§ 1452. Criteria for approval
(a) An employer wishing to participate in an STC program shall submit a Department of Labor electronic application or a signed written short-time compensation plan to the Commissioner for approval. The Commissioner may approve an STC plan only if the following criteria are met:
(1) The plan identifies the specified affected units to which it applies.
(2) The employees in the affected unit or units are identified by name, Social Security number, and by any other information required by the Commissioner.
(3) The plan provides that if the employer provides fringe benefits, including health benefits and retirement benefits under a defined benefit plan or contributions under a defined contribution plan, to any employee whose workweek is reduced under the program, that the benefits will continue to be provided to employees participating in the short-time compensation program under the same terms and conditions as though the workweek had not been reduced. However, reductions in the benefits of short-time compensation plan participants are permitted to the extent that the reductions also apply to nonparticipant employees.
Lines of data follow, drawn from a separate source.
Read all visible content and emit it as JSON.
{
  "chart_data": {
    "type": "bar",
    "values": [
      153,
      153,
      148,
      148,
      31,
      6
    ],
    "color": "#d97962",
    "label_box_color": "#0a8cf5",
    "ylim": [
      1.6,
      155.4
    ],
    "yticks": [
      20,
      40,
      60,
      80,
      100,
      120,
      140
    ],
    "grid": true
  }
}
(4) The usual total weekly hours of work for employees in the affected unit or units are reduced by not less than 20 percent and not more than 50 percent.
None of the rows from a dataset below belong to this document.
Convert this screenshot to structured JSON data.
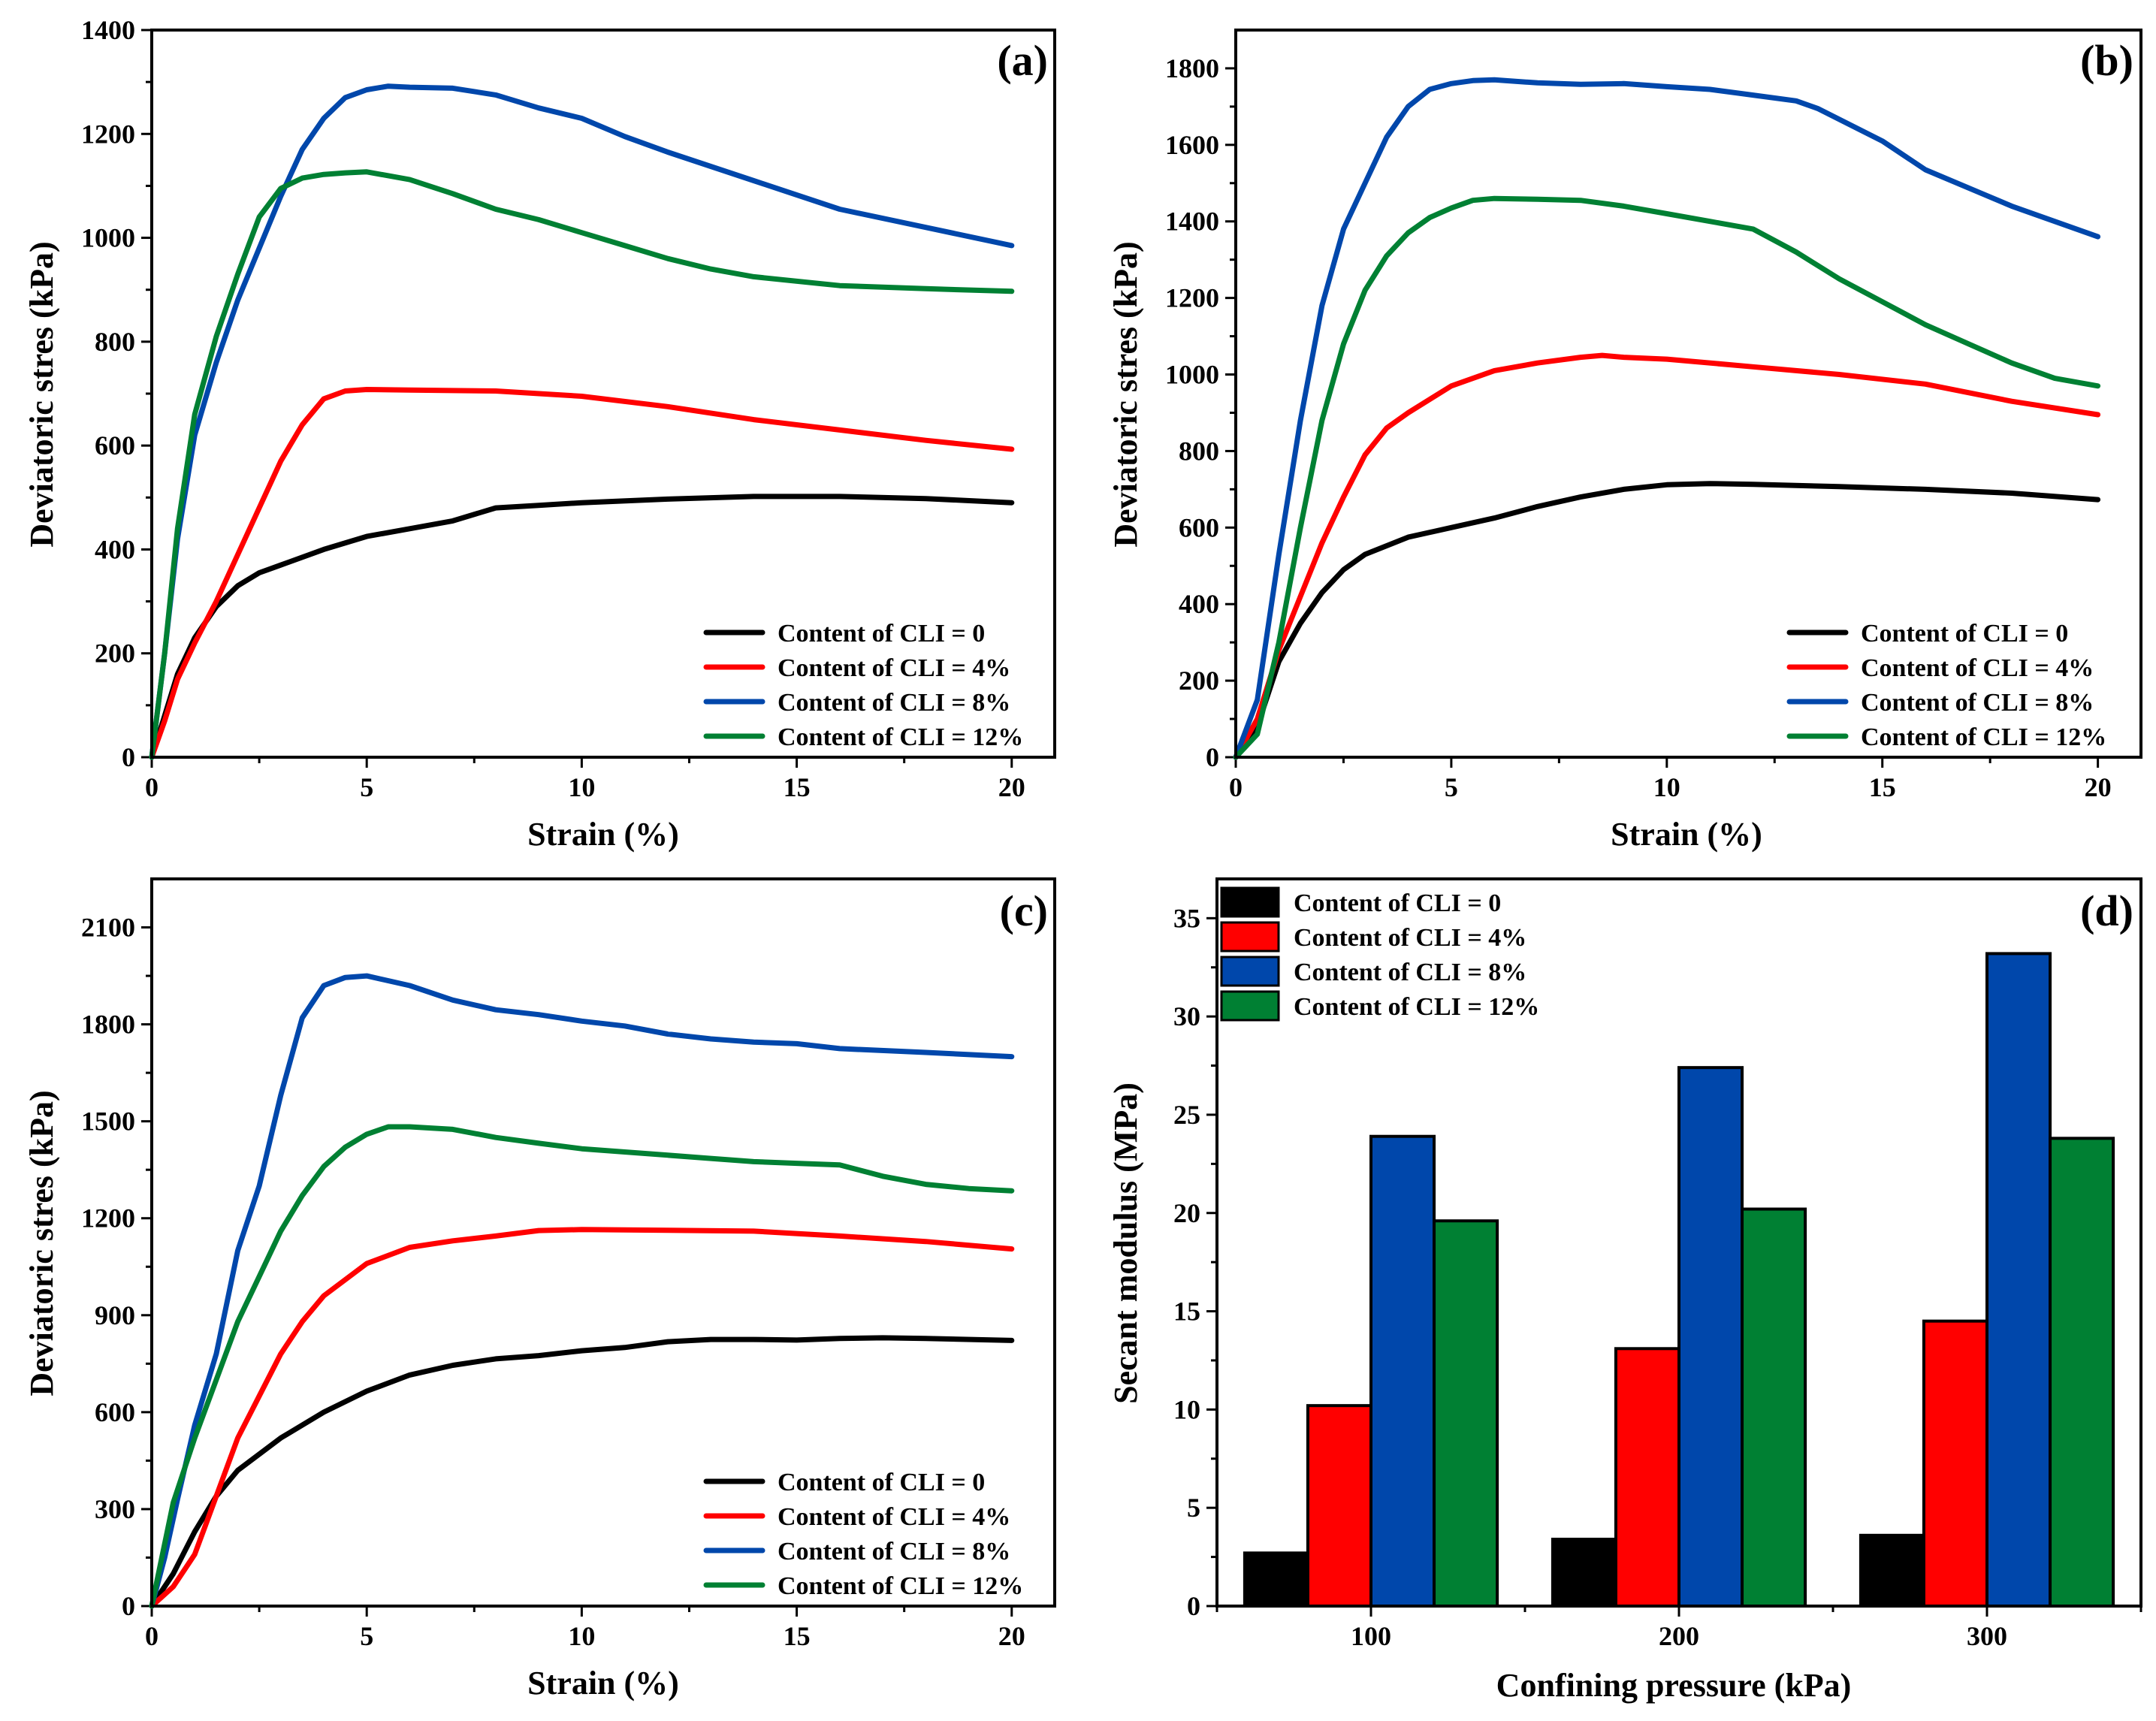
{
  "colors": {
    "black": "#000000",
    "red": "#ff0000",
    "blue": "#0047ab",
    "green": "#008033"
  },
  "chart_data": [
    {
      "panel": "(a)",
      "type": "line",
      "xlabel": "Strain (%)",
      "ylabel": "Deviatoric stres (kPa)",
      "xlim": [
        0,
        21
      ],
      "ylim": [
        0,
        1400
      ],
      "xticks": [
        0,
        5,
        10,
        15,
        20
      ],
      "yticks": [
        0,
        200,
        400,
        600,
        800,
        1000,
        1200,
        1400
      ],
      "legend_position": "bottom-right",
      "series": [
        {
          "name": "Content of CLI = 0",
          "color": "#000000",
          "x": [
            0,
            0.3,
            0.6,
            1,
            1.5,
            2,
            2.5,
            3,
            4,
            5,
            6,
            7,
            8,
            9,
            10,
            12,
            14,
            16,
            18,
            20
          ],
          "y": [
            0,
            80,
            160,
            230,
            290,
            330,
            355,
            370,
            400,
            425,
            440,
            455,
            480,
            485,
            490,
            497,
            502,
            502,
            498,
            490
          ]
        },
        {
          "name": "Content of CLI = 4%",
          "color": "#ff0000",
          "x": [
            0,
            0.3,
            0.6,
            1,
            1.5,
            2,
            2.5,
            3,
            3.5,
            4,
            4.5,
            5,
            6,
            8,
            10,
            12,
            14,
            16,
            18,
            20
          ],
          "y": [
            0,
            70,
            150,
            220,
            300,
            390,
            480,
            570,
            640,
            690,
            705,
            708,
            707,
            705,
            695,
            675,
            650,
            630,
            610,
            593
          ]
        },
        {
          "name": "Content of CLI = 8%",
          "color": "#0047ab",
          "x": [
            0,
            0.3,
            0.6,
            1,
            1.5,
            2,
            2.5,
            3,
            3.5,
            4,
            4.5,
            5,
            5.5,
            6,
            7,
            8,
            9,
            10,
            11,
            12,
            14,
            16,
            18,
            20
          ],
          "y": [
            0,
            200,
            420,
            620,
            760,
            880,
            980,
            1080,
            1170,
            1230,
            1270,
            1285,
            1292,
            1290,
            1288,
            1275,
            1250,
            1230,
            1195,
            1165,
            1110,
            1055,
            1020,
            985
          ]
        },
        {
          "name": "Content of CLI = 12%",
          "color": "#008033",
          "x": [
            0,
            0.3,
            0.6,
            1,
            1.5,
            2,
            2.5,
            3,
            3.5,
            4,
            4.5,
            5,
            6,
            7,
            8,
            9,
            10,
            11,
            12,
            13,
            14,
            16,
            18,
            20
          ],
          "y": [
            0,
            200,
            440,
            660,
            810,
            930,
            1040,
            1095,
            1115,
            1122,
            1125,
            1127,
            1112,
            1085,
            1055,
            1035,
            1010,
            985,
            960,
            940,
            925,
            908,
            902,
            897
          ]
        }
      ]
    },
    {
      "panel": "(b)",
      "type": "line",
      "xlabel": "Strain (%)",
      "ylabel": "Deviatoric stres (kPa)",
      "xlim": [
        0,
        21
      ],
      "ylim": [
        0,
        1900
      ],
      "xticks": [
        0,
        5,
        10,
        15,
        20
      ],
      "yticks": [
        0,
        200,
        400,
        600,
        800,
        1000,
        1200,
        1400,
        1600,
        1800
      ],
      "legend_position": "bottom-right",
      "series": [
        {
          "name": "Content of CLI = 0",
          "color": "#000000",
          "x": [
            0,
            0.5,
            1,
            1.5,
            2,
            2.5,
            3,
            4,
            5,
            6,
            7,
            8,
            9,
            10,
            11,
            12,
            14,
            16,
            18,
            20
          ],
          "y": [
            0,
            80,
            250,
            350,
            430,
            490,
            530,
            575,
            600,
            625,
            655,
            680,
            700,
            712,
            715,
            713,
            707,
            700,
            690,
            673
          ]
        },
        {
          "name": "Content of CLI = 4%",
          "color": "#ff0000",
          "x": [
            0,
            0.5,
            1,
            1.5,
            2,
            2.5,
            3,
            3.5,
            4,
            5,
            6,
            7,
            8,
            8.5,
            9,
            10,
            12,
            14,
            16,
            18,
            20
          ],
          "y": [
            0,
            100,
            280,
            420,
            560,
            680,
            790,
            860,
            900,
            970,
            1010,
            1030,
            1045,
            1050,
            1045,
            1040,
            1020,
            1000,
            975,
            930,
            895
          ]
        },
        {
          "name": "Content of CLI = 8%",
          "color": "#0047ab",
          "x": [
            0,
            0.5,
            1,
            1.5,
            2,
            2.5,
            3,
            3.5,
            4,
            4.5,
            5,
            5.5,
            6,
            7,
            8,
            9,
            10,
            11,
            12,
            13,
            13.5,
            15,
            16,
            18,
            20
          ],
          "y": [
            0,
            150,
            530,
            880,
            1180,
            1380,
            1500,
            1620,
            1700,
            1745,
            1760,
            1768,
            1770,
            1762,
            1758,
            1760,
            1752,
            1745,
            1730,
            1715,
            1695,
            1610,
            1535,
            1440,
            1360
          ]
        },
        {
          "name": "Content of CLI = 12%",
          "color": "#008033",
          "x": [
            0,
            0.5,
            1,
            1.5,
            2,
            2.5,
            3,
            3.5,
            4,
            4.5,
            5,
            5.5,
            6,
            7,
            8,
            9,
            10,
            11,
            12,
            13,
            14,
            15,
            16,
            17,
            18,
            19,
            20
          ],
          "y": [
            0,
            60,
            300,
            600,
            880,
            1080,
            1220,
            1310,
            1370,
            1410,
            1435,
            1455,
            1460,
            1458,
            1455,
            1440,
            1420,
            1400,
            1380,
            1320,
            1250,
            1190,
            1130,
            1080,
            1030,
            990,
            970
          ]
        }
      ]
    },
    {
      "panel": "(c)",
      "type": "line",
      "xlabel": "Strain (%)",
      "ylabel": "Deviatoric stres (kPa)",
      "xlim": [
        0,
        21
      ],
      "ylim": [
        0,
        2250
      ],
      "xticks": [
        0,
        5,
        10,
        15,
        20
      ],
      "yticks": [
        0,
        300,
        600,
        900,
        1200,
        1500,
        1800,
        2100
      ],
      "legend_position": "bottom-right",
      "series": [
        {
          "name": "Content of CLI = 0",
          "color": "#000000",
          "x": [
            0,
            0.5,
            1,
            1.5,
            2,
            2.5,
            3,
            4,
            5,
            6,
            7,
            8,
            9,
            10,
            11,
            12,
            13,
            14,
            15,
            16,
            17,
            18,
            20
          ],
          "y": [
            0,
            100,
            230,
            340,
            420,
            470,
            520,
            600,
            665,
            715,
            745,
            765,
            775,
            790,
            800,
            818,
            825,
            825,
            823,
            828,
            830,
            828,
            822
          ]
        },
        {
          "name": "Content of CLI = 4%",
          "color": "#ff0000",
          "x": [
            0,
            0.5,
            1,
            1.5,
            2,
            2.5,
            3,
            3.5,
            4,
            5,
            6,
            7,
            8,
            9,
            10,
            12,
            14,
            16,
            18,
            20
          ],
          "y": [
            0,
            60,
            160,
            340,
            520,
            650,
            780,
            880,
            960,
            1060,
            1110,
            1130,
            1145,
            1162,
            1165,
            1163,
            1160,
            1145,
            1128,
            1105
          ]
        },
        {
          "name": "Content of CLI = 8%",
          "color": "#0047ab",
          "x": [
            0,
            0.3,
            0.6,
            1,
            1.5,
            2,
            2.5,
            3,
            3.5,
            4,
            4.5,
            5,
            6,
            7,
            8,
            9,
            10,
            11,
            12,
            13,
            14,
            15,
            16,
            18,
            20
          ],
          "y": [
            0,
            150,
            330,
            560,
            780,
            1100,
            1300,
            1580,
            1820,
            1920,
            1945,
            1950,
            1920,
            1875,
            1845,
            1830,
            1810,
            1795,
            1770,
            1755,
            1745,
            1740,
            1725,
            1713,
            1700
          ]
        },
        {
          "name": "Content of CLI = 12%",
          "color": "#008033",
          "x": [
            0,
            0.5,
            1,
            1.5,
            2,
            2.5,
            3,
            3.5,
            4,
            4.5,
            5,
            5.5,
            6,
            7,
            8,
            9,
            10,
            11,
            12,
            13,
            14,
            15,
            16,
            17,
            18,
            19,
            20
          ],
          "y": [
            0,
            320,
            520,
            700,
            880,
            1020,
            1160,
            1270,
            1360,
            1420,
            1460,
            1483,
            1483,
            1475,
            1450,
            1432,
            1415,
            1405,
            1395,
            1385,
            1375,
            1370,
            1365,
            1330,
            1305,
            1292,
            1285
          ]
        }
      ]
    },
    {
      "panel": "(d)",
      "type": "bar",
      "xlabel": "Confining pressure (kPa)",
      "ylabel": "Secant modulus (MPa)",
      "ylim": [
        0,
        37
      ],
      "yticks": [
        0,
        5,
        10,
        15,
        20,
        25,
        30,
        35
      ],
      "categories": [
        "100",
        "200",
        "300"
      ],
      "legend_position": "top-left",
      "series": [
        {
          "name": "Content of CLI = 0",
          "color": "#000000",
          "values": [
            2.7,
            3.4,
            3.6
          ]
        },
        {
          "name": "Content of CLI = 4%",
          "color": "#ff0000",
          "values": [
            10.2,
            13.1,
            14.5
          ]
        },
        {
          "name": "Content of CLI = 8%",
          "color": "#0047ab",
          "values": [
            23.9,
            27.4,
            33.2
          ]
        },
        {
          "name": "Content of CLI = 12%",
          "color": "#008033",
          "values": [
            19.6,
            20.2,
            23.8
          ]
        }
      ]
    }
  ]
}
(5) The plan certifies that the aggregate reduction in work hours is in lieu of layoffs of one or more workers which would have resulted in an equivalent reduction in work hours and which the Commissioner finds would have caused an equivalent dollar amount to be payable in unemployment compensation.
(6) The plan certifies that the STC employer will notify the Department within 24 hours after any layoff of an employee, at which time the Commissioner shall have the right to terminate the STC plan.
(7) The identified workweek reduction is applied consistently throughout the duration of the plan unless otherwise approved by the Department. The plan shall not subsidize seasonal employers during the off-season.
(8) The plan applies to at least 10 percent of the employees in the affected unit, and when determined to be applicable by the Commissioner applies to all affected employees of the unit equally.
(9) The plan will not subsidize seasonal employers during the off-season, nor subsidize employers who have traditionally used part-time employees or intermittent employment.
(10) The employer agrees to maintain records relative to the plan for a period of three years and furnish reports relating to the proper conduct of the plan and agrees to allow the Commissioner or his or her authorized representatives access to all records necessary to verify the plan prior to approval and, after approval, to monitor and evaluate application of the plan.
(11) The plan certifies that the collective bargaining agent or agents for the employees, if any, have agreed to participate in the program. If there is no bargaining unit, the employer specifies how he or she will notify the employees in the affected group and work with them to implement the program once the plan is approved.
(12) The plan describes the manner in which the requirements of this section will be implemented and where feasible how notice will be given to an employee whose workweek is to be reduced and an estimate of the number of layoffs that would have occurred absent the ability to participate in the short-time compensation program and any other information that the U.S. Secretary of Labor determines is appropriate.
(13) The employer certifies that the plan is consistent with employer obligations under applicable State and federal laws.
(b) In the event of any conflict between any provision of sections 1451-1460 of this title, or the regulations implemented pursuant to these sections, and applicable federal law, the federal law shall prevail and the provision shall be deemed invalid. (Added 1985, No. 140 (Adj. Sess.), § 1; amended 2007, No. 104 (Adj. Sess.), § 2; 2011, No. 162 (Adj. Sess.), § E.401.4; 2013, No. 72, § 35b, eff. June 30, 2013.)